Build Your Own! A corporate Python library for Cloud and Data Engineering (Part 1/2)

Build Your Own! A corporate Python library for Cloud and Data Engineering (Part 1/2)

Introduction

Imagine a fast-paced tech company experiencing exponential growth: headcount expands, clientele grows, and the project portfolio flourishes. This rapid growth can easily outpace the evolution of internal processes, leading to inefficiencies and duplicated efforts among developers; independently and unknowingly, they may find themselves reinventing the wheel. The result is wasted time, resources, and a patchwork of inconsistent code, hindering efficiency and complicating maintenance, thus increasing the risk of bugs and errors.

This fragmentation arises from a lack of centralized knowledge sharing and collaboration, a challenge we experienced firsthand in our Cloud and Data Engineering Team. To address this, Riccardo Rubini, PhD and I embarked on a journey to establish a shared codebase of reusable components and processes. This involved building a Python library, enforcing coding standards, and setting up a continuous integration and continuous delivery (CI/CD) pipeline in GitLab.

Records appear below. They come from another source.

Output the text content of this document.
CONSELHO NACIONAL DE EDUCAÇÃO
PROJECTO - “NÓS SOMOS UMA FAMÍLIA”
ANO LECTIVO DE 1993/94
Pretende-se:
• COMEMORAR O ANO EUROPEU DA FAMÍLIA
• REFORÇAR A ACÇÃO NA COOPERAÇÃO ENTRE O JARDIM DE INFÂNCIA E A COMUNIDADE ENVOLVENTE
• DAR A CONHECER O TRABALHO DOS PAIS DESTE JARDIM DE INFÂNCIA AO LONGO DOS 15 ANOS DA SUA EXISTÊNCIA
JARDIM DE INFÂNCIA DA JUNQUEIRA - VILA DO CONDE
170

In this series of hands-on articles, we will delve into the process of:

  • Building a Python library from scratch and enforcing standards (Part 1/2)
  • Implementing a CI/CD pipeline in GitLab (Part 2/2) - LINK

By following these steps, we aim to effectively eliminate redundant code, promote consistency, and foster a more efficient and collaborative environment.

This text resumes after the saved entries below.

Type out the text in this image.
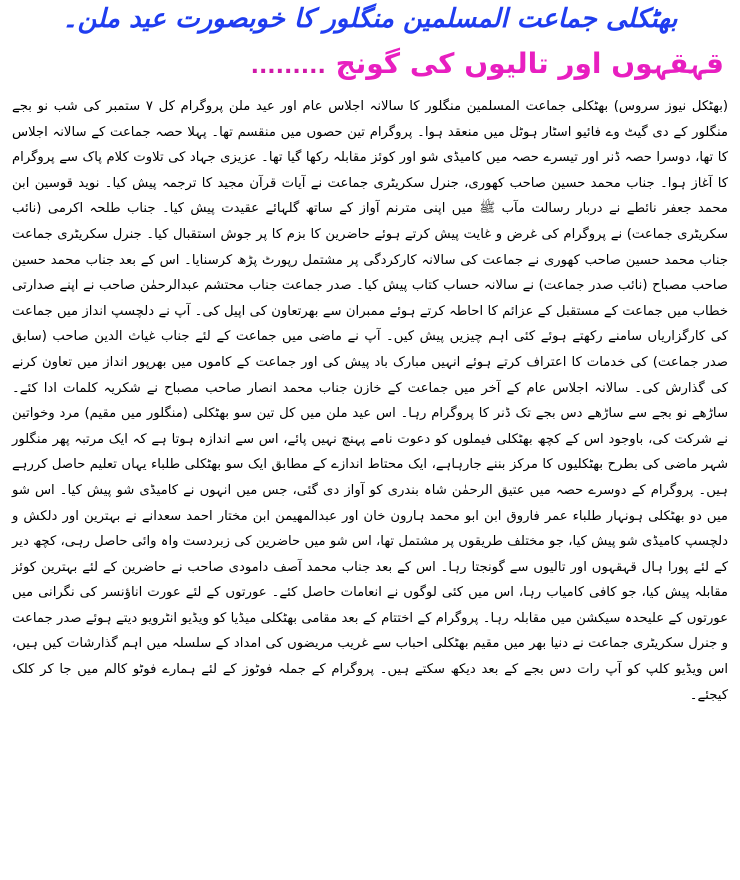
بھٹکلی جماعت المسلمین منگلور کا خوبصورت عید ملن۔
قہقہوں اور تالیوں کی گونج .........
(بھٹکل نیوز سروس) بھٹکلی جماعت المسلمین منگلور کا سالانہ اجلاس عام اور عید ملن پروگرام کل ۷ ستمبر کی شب نو بجے منگلور کے دی گیٹ وے فائیو اسٹار ہوٹل میں منعقد ہوا۔ پروگرام تین حصوں میں منقسم تھا۔ پہلا حصہ جماعت کے سالانہ اجلاس کا تھا، دوسرا حصہ ڈنر اور تیسرے حصہ میں کامیڈی شو اور کوئز مقابلہ رکھا گیا تھا۔ عزیزی جہاد کی تلاوت کلام پاک سے پروگرام کا آغاز ہوا۔ جناب محمد حسین صاحب کھوری، جنرل سکریٹری جماعت نے آیات قرآن مجید کا ترجمہ پیش کیا۔ نوید قوسین ابن محمد جعفر نائطے نے دربار رسالت مآب ﷺ میں اپنی مترنم آواز کے ساتھ گلہائے عقیدت پیش کیا۔ جناب طلحہ اکرمی (نائب سکریٹری جماعت) نے پروگرام کی غرض و غایت پیش کرتے ہوئے حاضرین کا بزم کا پر جوش استقبال کیا۔ جنرل سکریٹری جماعت جناب محمد حسین صاحب کھوری نے جماعت کی سالانہ کارکردگی پر مشتمل رپورٹ پڑھ کرسنایا۔ اس کے بعد جناب محمد حسین صاحب مصباح (نائب صدر جماعت) نے سالانہ حساب کتاب پیش کیا۔ صدر جماعت جناب محتشم عبدالرحمٰن صاحب نے اپنے صدارتی خطاب میں جماعت کے مستقبل کے عزائم کا احاطہ کرتے ہوئے ممبران سے بھرتعاون کی اپیل کی۔ آپ نے دلچسپ انداز میں جماعت کی کارگزاریاں سامنے رکھتے ہوئے کئی اہم چیزیں پیش کیں۔ آپ نے ماضی میں جماعت کے لئے جناب غیاث الدین صاحب (سابق صدر جماعت) کی خدمات کا اعتراف کرتے ہوئے انہیں مبارک باد پیش کی اور جماعت کے کاموں میں بھرپور انداز میں تعاون کرنے کی گذارش کی۔ سالانہ اجلاس عام کے آخر میں جماعت کے خازن جناب محمد انصار صاحب مصباح نے شکریہ کلمات ادا کئے۔ ساڑھے نو بجے سے ساڑھے دس بجے تک ڈنر کا پروگرام رہا۔ اس عید ملن میں کل تین سو بھٹکلی (منگلور میں مقیم) مرد وخواتین نے شرکت کی، باوجود اس کے کچھ بھٹکلی فیملوں کو دعوت نامے پہنچ نہیں پائے، اس سے اندازہ ہوتا ہے کہ ایک مرتبہ پھر منگلور شہر ماضی کی بطرح بھٹکلیوں کا مرکز بننے جارہاہے، ایک محتاط اندازے کے مطابق ایک سو بھٹکلی طلباء یہاں تعلیم حاصل کررہے ہیں۔ پروگرام کے دوسرے حصہ میں عتیق الرحمٰن شاہ بندری کو آواز دی گئی، جس میں انہوں نے کامیڈی شو پیش کیا۔ اس شو میں دو بھٹکلی ہونہار طلباء عمر فاروق ابن ابو محمد ہارون خان اور عبدالمھیمن ابن مختار احمد سعدانے نے بہترین اور دلکش و دلچسپ کامیڈی شو پیش کیا، جو مختلف طریقوں پر مشتمل تھا، اس شو میں حاضرین کی زبردست واہ وائی حاصل رہی، کچھ دیر کے لئے پورا ہال قہقہوں اور تالیوں سے گونجتا رہا۔ اس کے بعد جناب محمد آصف دامودی صاحب نے حاضرین کے لئے بہترین کوئز مقابلہ پیش کیا، جو کافی کامیاب رہا، اس میں کئی لوگوں نے انعامات حاصل کئے۔ عورتوں کے لئے عورت اناؤنسر کی نگرانی میں عورتوں کے علیحدہ سیکشن میں مقابلہ رہا۔ پروگرام کے اختتام کے بعد مقامی بھٹکلی میڈیا کو ویڈیو انٹرویو دیتے ہوئے صدر جماعت و جنرل سکریٹری جماعت نے دنیا بھر میں مقیم بھٹکلی احباب سے غریب مریضوں کی امداد کے سلسلہ میں اہم گذارشات کیں ہیں، اس ویڈیو کلپ کو آپ رات دس بجے کے بعد دیکھ سکتے ہیں۔ پروگرام کے جملہ فوٹوز کے لئے ہمارے فوٹو کالم میں جا کر کلک کیجئے۔
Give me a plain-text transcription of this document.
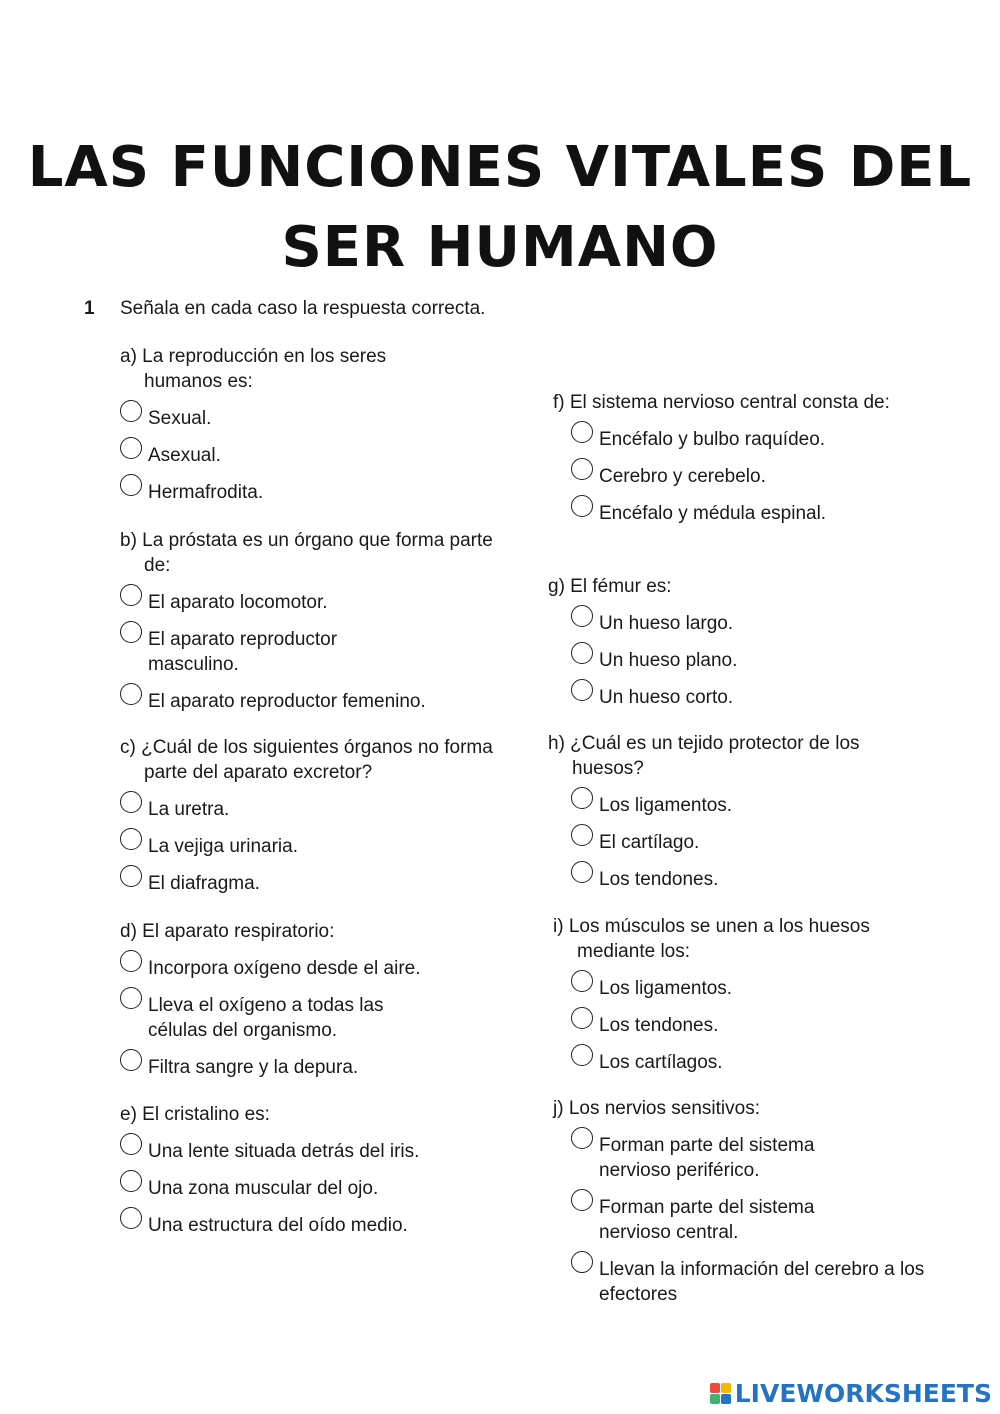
LAS FUNCIONES VITALES DEL
SER HUMANO
1 Señala en cada caso la respuesta correcta.
a) La reproducción en los seres humanos es:
Sexual.
Asexual.
Hermafrodita.
b) La próstata es un órgano que forma parte de:
El aparato locomotor.
El aparato reproductor masculino.
El aparato reproductor femenino.
c) ¿Cuál de los siguientes órganos no forma parte del aparato excretor?
La uretra.
La vejiga urinaria.
El diafragma.
d) El aparato respiratorio:
Incorpora oxígeno desde el aire.
Lleva el oxígeno a todas las células del organismo.
Filtra sangre y la depura.
e) El cristalino es:
Una lente situada detrás del iris.
Una zona muscular del ojo.
Una estructura del oído medio.
f) El sistema nervioso central consta de:
Encéfalo y bulbo raquídeo.
Cerebro y cerebelo.
Encéfalo y médula espinal.
g) El fémur es:
Un hueso largo.
Un hueso plano.
Un hueso corto.
h) ¿Cuál es un tejido protector de los huesos?
Los ligamentos.
El cartílago.
Los tendones.
i) Los músculos se unen a los huesos mediante los:
Los ligamentos.
Los tendones.
Los cartílagos.
j) Los nervios sensitivos:
Forman parte del sistema nervioso periférico.
Forman parte del sistema nervioso central.
Llevan la información del cerebro a los efectores
LIVEWORKSHEETS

Find the mentioned snippets of code at Build Your Own! A corporate Python library for Cloud and Data Engineering (LinkedIn Article) ($3686285) · Snippets · Snippets · GitLab

Project requirements and context

There's a lot of routine in our work: connecting to an SFTP server, interacting with known platforms' APIs (e.g., Salesforce, Airship) and Cloud's SDK, or transforming data for ingestion. Initially, we considered a shared Git repository as a space for pushing code snippets, but we fell short of making this a habit. Code ended up scattered across GitHub, GitLab, Azure DevOps, and even our personal repos. And let's not even delve into the state of documentation - there was no documentation. As mentioned earlier, our processes lagged behind, and given our fast-paced environment, onboarding new hires to this system became an afterthought, with some never truly getting acquainted. Slowly but surely, we found ourselves back at square one.

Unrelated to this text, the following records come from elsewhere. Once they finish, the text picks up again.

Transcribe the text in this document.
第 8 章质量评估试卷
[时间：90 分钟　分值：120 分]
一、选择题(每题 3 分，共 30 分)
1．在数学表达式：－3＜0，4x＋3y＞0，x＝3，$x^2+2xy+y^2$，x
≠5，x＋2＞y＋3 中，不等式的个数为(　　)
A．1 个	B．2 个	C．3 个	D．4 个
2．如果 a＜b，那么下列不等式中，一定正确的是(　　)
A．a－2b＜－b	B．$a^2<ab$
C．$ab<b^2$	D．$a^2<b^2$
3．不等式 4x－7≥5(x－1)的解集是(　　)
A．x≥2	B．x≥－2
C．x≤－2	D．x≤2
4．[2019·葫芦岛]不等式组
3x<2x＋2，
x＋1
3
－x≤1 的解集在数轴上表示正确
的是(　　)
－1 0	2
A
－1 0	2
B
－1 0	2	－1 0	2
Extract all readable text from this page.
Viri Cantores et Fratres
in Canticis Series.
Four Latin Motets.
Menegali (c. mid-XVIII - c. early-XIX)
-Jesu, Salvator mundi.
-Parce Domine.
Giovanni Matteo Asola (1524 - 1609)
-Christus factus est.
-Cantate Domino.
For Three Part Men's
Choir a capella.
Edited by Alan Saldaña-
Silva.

While there's room for creativity, and despite the occasional flair for chaos by some who use Java, C#, or Node.js (hello, that's me ??), our Data and Cloud Engineering Team predominantly writes code in Python, marking again our starting point. For the Git repository, we chose GitLab due to its open-source nature, the CI/CD features, and our history with it.

This time, however, we took a step further: we created a single repository with a CI/CD, enforced stringent coding rules, and established disciplined branch management. Finally, to encourage widespread use across projects and clouds from our peers, we created a distributable package. With a growing team, maintaining quality demands structure; free rein was no longer an option.

Having said that, believe me when I say we could have been even more stringent. I personally toyed with the idea of using VS Code with the Devcontainer extension to make things smoother than smooth. However, not everyone's on the VS Code train (crazy, I know!), and I don't think forcing an IDE is going to win hearts, so we're not diving into evil territory just yet. ??

Solution overview

As we wish for this library to foster both intuitive use and seamless collaboration, ultimately creating a more efficient and enjoyable development experience, we strategically designed the structure of the packages inside.

For intuitive navigation, we placed domain-specific packages under the root com.mycompany. For example, from com.mycompany.math import calculator allows developers to access relevant methods such as add or substract. To achieve effective governance and collaboration, we realized that services built by Product teams deserved dedicated packages within the library (e.g., com.mycompany.geointelligence.geocoder), where they could review (or code!) the methods that interact with such services.

This is what we believe will work for us in the long run, so feel free to customize your library's structure to better suit your company's needs.

System setup

Concerning the operating system, we assume that you are utilizing Windows; however, it is entirely possible to work on Unix (or Windows Subsystem for Linux,) with minor adjustments.

As for our local environment, this is the shopping list:

  • Python. We used Python 3.11, but any non-deprecated version will be fine. We will list the dependencies we need later in this article.
  • An IDE, such as VS Code. We also suggest to install some good extensions, such as Python for VS Code, Git Graph and/or GitLens, any Markdown linter, and the Google Cloud Code extension.
  • Git.
  • Google Cloud CLI.

Once installed, make sure to have the commands such as python in your PATH.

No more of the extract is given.